Spring Training is a time of year to work out the kinks and use unknown players in various situations that will not likely happen throughout the year.
For instance, if Nik Turley ends up starting a game that counts for the New York Yankees this year, I will eat my hat. So, we get weird anomalies in the Spring like Turley, who has pitched one game above High-A, starting against the Baltimore Orioles. These weren't your likely 2013 Opening Day Orioles, but they were nearly all hitters who had long since moved past the likes of the Florida State League. Nonetheless, a Rookie League team might fared just as well against Turley yesterday in some instances, especially when he couldn't locate anything (and not just at the plate either).
First off, he threw away a pickoff attempt just six pitches into the game and caused a weird collision between his first baseman, Dan Johnson, and baserunner Alexi Casilla. It was obviously determined interference... which I guess might have helped Turley. Otherwise the speedy Casilla could have possibly moved to third, but he could only move up one base.
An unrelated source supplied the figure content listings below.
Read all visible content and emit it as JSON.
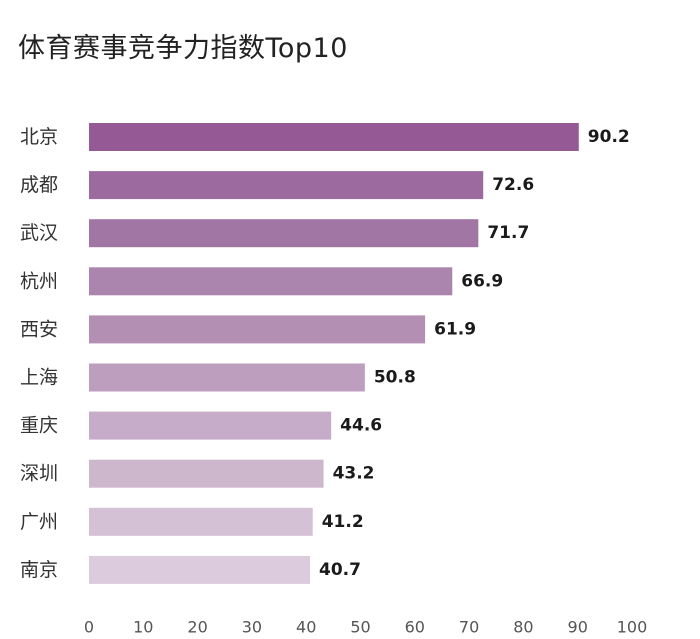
{
  "chart_data": {
    "type": "bar",
    "orientation": "horizontal",
    "title": "体育赛事竞争力指数Top10",
    "categories": [
      "北京",
      "成都",
      "武汉",
      "杭州",
      "西安",
      "上海",
      "重庆",
      "深圳",
      "广州",
      "南京"
    ],
    "values": [
      90.2,
      72.6,
      71.7,
      66.9,
      61.9,
      50.8,
      44.6,
      43.2,
      41.2,
      40.7
    ],
    "value_labels": [
      "90.2",
      "72.6",
      "71.7",
      "66.9",
      "61.9",
      "50.8",
      "44.6",
      "43.2",
      "41.2",
      "40.7"
    ],
    "xlim": [
      0,
      100
    ],
    "xticks": [
      "0",
      "10",
      "20",
      "30",
      "40",
      "50",
      "60",
      "70",
      "80",
      "90",
      "100"
    ],
    "grid": false,
    "legend": "none",
    "bar_colors": [
      "#955a96",
      "#9c6a9e",
      "#a175a4",
      "#ab85ad",
      "#b28fb3",
      "#bd9ebf",
      "#c6acc8",
      "#ccb7cd",
      "#d4c1d6",
      "#dccadd"
    ]
  }
}
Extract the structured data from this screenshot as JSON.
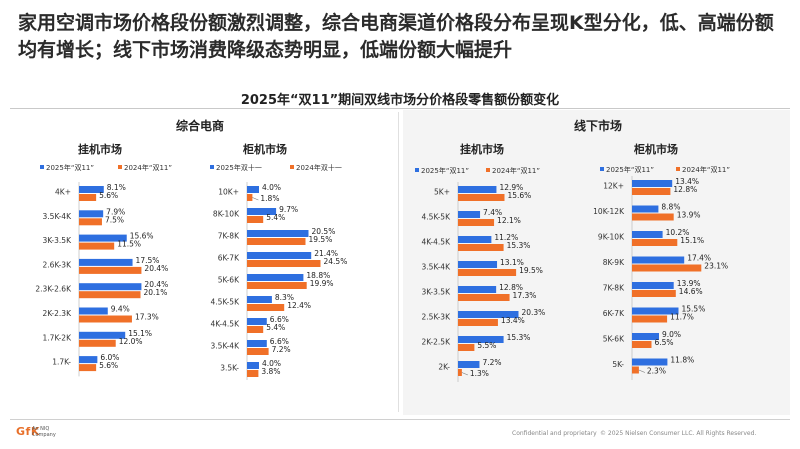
{
  "headline": "家用空调市场价格段份额激烈调整，综合电商渠道价格段分布呈现K型分化，低、高端份额均有增长；线下市场消费降级态势明显，低端份额大幅提升",
  "colors": {
    "series_2025": "#2e6fe0",
    "series_2024": "#f07028"
  },
  "sections": {
    "left": "综合电商",
    "right": "线下市场"
  },
  "chart_data": [
    {
      "type": "bar",
      "orientation": "horizontal",
      "section": "综合电商",
      "title": "挂机市场",
      "categories": [
        "4K+",
        "3.5K-4K",
        "3K-3.5K",
        "2.6K-3K",
        "2.3K-2.6K",
        "2K-2.3K",
        "1.7K-2K",
        "1.7K-"
      ],
      "series": [
        {
          "name": "2025年“双11”",
          "values": [
            8.1,
            7.9,
            15.6,
            17.5,
            20.4,
            9.4,
            15.1,
            6.0
          ]
        },
        {
          "name": "2024年“双11”",
          "values": [
            5.6,
            7.5,
            11.5,
            20.4,
            20.1,
            17.3,
            12.0,
            5.6
          ]
        }
      ],
      "unit": "%",
      "xlim": [
        0,
        25
      ]
    },
    {
      "type": "bar",
      "orientation": "horizontal",
      "section": "综合电商",
      "title": "柜机市场",
      "categories": [
        "10K+",
        "8K-10K",
        "7K-8K",
        "6K-7K",
        "5K-6K",
        "4.5K-5K",
        "4K-4.5K",
        "3.5K-4K",
        "3.5K-"
      ],
      "series": [
        {
          "name": "2025年双十一",
          "values": [
            4.0,
            9.7,
            20.5,
            21.4,
            18.8,
            8.3,
            6.6,
            6.6,
            4.0
          ]
        },
        {
          "name": "2024年双十一",
          "values": [
            1.8,
            5.4,
            19.5,
            24.5,
            19.9,
            12.4,
            5.4,
            7.2,
            3.8
          ]
        }
      ],
      "unit": "%",
      "xlim": [
        0,
        25
      ]
    },
    {
      "type": "bar",
      "orientation": "horizontal",
      "section": "线下市场",
      "title": "挂机市场",
      "categories": [
        "5K+",
        "4.5K-5K",
        "4K-4.5K",
        "3.5K-4K",
        "3K-3.5K",
        "2.5K-3K",
        "2K-2.5K",
        "2K-"
      ],
      "series": [
        {
          "name": "2025年“双11”",
          "values": [
            12.9,
            7.4,
            11.2,
            13.1,
            12.8,
            20.3,
            15.3,
            7.2
          ]
        },
        {
          "name": "2024年“双11”",
          "values": [
            15.6,
            12.1,
            15.3,
            19.5,
            17.3,
            13.4,
            5.5,
            1.3
          ]
        }
      ],
      "unit": "%",
      "xlim": [
        0,
        25
      ]
    },
    {
      "type": "bar",
      "orientation": "horizontal",
      "section": "线下市场",
      "title": "柜机市场",
      "categories": [
        "12K+",
        "10K-12K",
        "9K-10K",
        "8K-9K",
        "7K-8K",
        "6K-7K",
        "5K-6K",
        "5K-"
      ],
      "series": [
        {
          "name": "2025年“双11”",
          "values": [
            13.4,
            8.8,
            10.2,
            17.4,
            13.9,
            15.5,
            9.0,
            11.8
          ]
        },
        {
          "name": "2024年“双11”",
          "values": [
            12.8,
            13.9,
            15.1,
            23.1,
            14.6,
            11.7,
            6.5,
            2.3
          ]
        }
      ],
      "unit": "%",
      "xlim": [
        0,
        25
      ]
    }
  ],
  "main_title": "2025年“双11”期间双线市场分价格段零售额份额变化",
  "footer": {
    "logo": "GfK",
    "logo_sub_1": "An NIQ",
    "logo_sub_2": "Company",
    "confidential": "Confidential and proprietary",
    "copyright": "© 2025 Nielsen Consumer LLC. All Rights Reserved."
  }
}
You're slicker than I realized, Great Pumpkin, or something like that. The other two clips in the GIF are back-to-back wild pitches uncorked with a runner in scoring position, a 4-0 deficit already, and still no one out. The top of the first inning was just painful for Turley, who departed shortly afterward when he actually got his first out of the game, a strikeout of Lew Ford. His ERA is now 108.00. Spring Training.
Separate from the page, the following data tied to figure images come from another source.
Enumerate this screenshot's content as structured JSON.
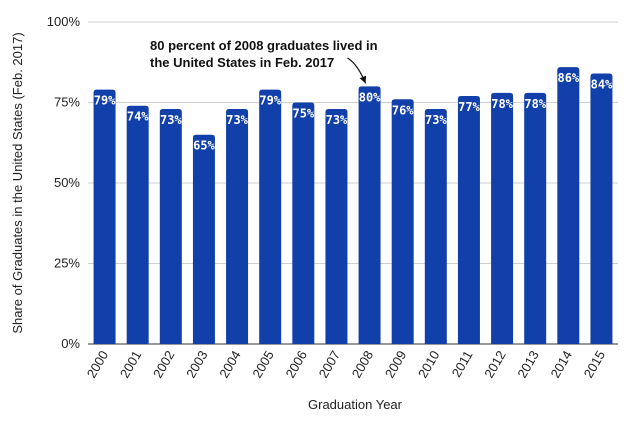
{
  "chart_data": {
    "type": "bar",
    "categories": [
      "2000",
      "2001",
      "2002",
      "2003",
      "2004",
      "2005",
      "2006",
      "2007",
      "2008",
      "2009",
      "2010",
      "2011",
      "2012",
      "2013",
      "2014",
      "2015"
    ],
    "values": [
      79,
      74,
      73,
      65,
      73,
      79,
      75,
      73,
      80,
      76,
      73,
      77,
      78,
      78,
      86,
      84
    ],
    "data_labels": [
      "79%",
      "74%",
      "73%",
      "65%",
      "73%",
      "79%",
      "75%",
      "73%",
      "80%",
      "76%",
      "73%",
      "77%",
      "78%",
      "78%",
      "86%",
      "84%"
    ],
    "xlabel": "Graduation Year",
    "ylabel": "Share of Graduates in the United States (Feb. 2017)",
    "ylim": [
      0,
      100
    ],
    "yticks": [
      "0%",
      "25%",
      "50%",
      "75%",
      "100%"
    ],
    "ytick_values": [
      0,
      25,
      50,
      75,
      100
    ],
    "grid": true,
    "bar_color": "#1240ab",
    "annotation": {
      "lines": [
        "80 percent of 2008 graduates lived in",
        "the United States in Feb. 2017"
      ],
      "target_category": "2008"
    }
  }
}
Turley was actually credited with an error on that play, one of an ugly five errors on the day for the Yankees in the field. Everyone was throwing the ball away in the infield, as Jayson Nix, Walter Ibarra, and Jose Pirela all fired inaccurately. None of them missed as terribly as Triple-A prospect Corban Joseph, a second baseman who has been spending his first time at third base since 2010. CoJo actually looked quite good on some plays this afternoon, but inevitably, there were signs of growing pains. It was truly a throw that would make Chuck Knoblauch wistful and so spectacular that catcher Chris Stewart later challenged him to a throwing contest with a horrendous misfire on a Ford stolen base. Don't worry though, he still has no Spring Training errors because Ford didn't advance to third. Fielding percentage.
Back in '82, Stewart could throw a pigskin a quarter-mile. He could probably throw it over them mountains.
What did you think of the game, Jorge?